Drawbridging. Professional standards, caution, conservativism, and yes, resistance also inevitably come into play. AI and legaltech are extraordinarily prominent features of law and legal practice, for example, but the lawyers CKS Actual has spoken to - and more sober takes on the industry - point to a mixed picture of adoption, indifference, and resistance. AI is an experimental realm. Moats and drawbridges are reasonable and useful ways of protecting users from advertent and inadvertent harms. Professional communities like law are perceived to be skittish about new technologies, treating them with considerable skepticism. We don’t want to make too much of the point, but change isn’t universally equated with progress. When proven tools are comfortable knowns and perfectly serviceable, the benefits of change have to be compelling.
Bandwagoning. Then there’s the hype. If there’s anything illusory about change and progress, it might have something to do with market dynamics and adoption pressures, or at least with the opaque social, behavioural and cognitive elements that drive them. Other suspects: the pace of technological change, planned and accelerated obsolescence, technology-assisted benefits to human wellbeing, the narratives surrounding them. Hype, it’s worth stressing, can and does actually move people, but it alludes to many things, not all of them are negative or nefarious. A short list of alternatives: energy, inspiration, motivation, aspiration. The issue isn’t so much about keeping up with the Joneses, although that’s part of it. It’s not even whether the hype is manipulative. Of course it is. The more important point is whether the manipulation is to positive or negative ends, in both absolute and relative terms.

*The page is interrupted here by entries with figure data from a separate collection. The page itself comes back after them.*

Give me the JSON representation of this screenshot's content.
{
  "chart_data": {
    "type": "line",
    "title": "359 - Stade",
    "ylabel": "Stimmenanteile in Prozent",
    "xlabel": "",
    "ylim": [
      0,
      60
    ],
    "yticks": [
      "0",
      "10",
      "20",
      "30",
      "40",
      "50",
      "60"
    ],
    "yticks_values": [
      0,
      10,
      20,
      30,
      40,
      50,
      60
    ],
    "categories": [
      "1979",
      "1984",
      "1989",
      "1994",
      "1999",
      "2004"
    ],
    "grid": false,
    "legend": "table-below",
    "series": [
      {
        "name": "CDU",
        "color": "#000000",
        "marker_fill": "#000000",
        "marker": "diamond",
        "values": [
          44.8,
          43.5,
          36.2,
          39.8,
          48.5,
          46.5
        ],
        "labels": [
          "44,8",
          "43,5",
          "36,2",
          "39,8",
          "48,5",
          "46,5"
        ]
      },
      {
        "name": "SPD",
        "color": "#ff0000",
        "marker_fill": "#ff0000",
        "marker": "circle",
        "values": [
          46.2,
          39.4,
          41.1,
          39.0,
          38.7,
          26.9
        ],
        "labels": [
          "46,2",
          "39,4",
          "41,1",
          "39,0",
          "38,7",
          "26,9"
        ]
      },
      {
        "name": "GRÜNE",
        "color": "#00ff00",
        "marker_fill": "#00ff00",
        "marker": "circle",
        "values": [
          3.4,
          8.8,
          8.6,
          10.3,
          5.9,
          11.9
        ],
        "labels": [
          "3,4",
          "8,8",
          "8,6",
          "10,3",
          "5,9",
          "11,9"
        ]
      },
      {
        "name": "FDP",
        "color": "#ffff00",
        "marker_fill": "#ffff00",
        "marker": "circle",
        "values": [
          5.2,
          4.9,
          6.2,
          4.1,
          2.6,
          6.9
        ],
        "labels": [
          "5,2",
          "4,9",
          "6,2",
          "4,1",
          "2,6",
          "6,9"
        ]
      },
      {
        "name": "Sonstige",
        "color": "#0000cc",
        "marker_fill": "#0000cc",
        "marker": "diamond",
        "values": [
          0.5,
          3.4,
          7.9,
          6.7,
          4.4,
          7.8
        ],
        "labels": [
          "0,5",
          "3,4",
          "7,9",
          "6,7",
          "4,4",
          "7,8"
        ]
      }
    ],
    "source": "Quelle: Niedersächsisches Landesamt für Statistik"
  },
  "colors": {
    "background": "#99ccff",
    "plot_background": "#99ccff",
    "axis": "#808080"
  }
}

Don’t think of a waterfall. This is our last piece of MIMOSA PROTEST inspired analogical explanation for the day. Chasing waterfalls is an odd turn of phrase that doesn’t visualize well or naturally. Waterfalls, when humans interact with them, don’t readily bring to mind anything that can conceivably be chased. People routinely and tragically get swept over them, do strange things under them, or gaze at them from safer touristy perches. When waterfalls start run over top of one another, things get complicated. That’s when gatekeeping, drawbridging, and bandwagoning, those avatars of social conformity, stand at the precipice and throttle back access to a bumpy, jagged-edged flow. They serve as a break of sorts on preference falsification and its consequences. For Timur Kuran and Cass Sunstein, availability cascades are where procurement and adoption decisions demonstrate social proof and risk aversion rather than a commitment to genuine utility. The lesson: chase those waterfalls, but don’t let the thrill and majesty of them sweep away good judgment. Watch them, study them, marvel at them. Sing along to songs about them. Immerse yourself in them to know them better. Read the lessons they offer to make better decisions.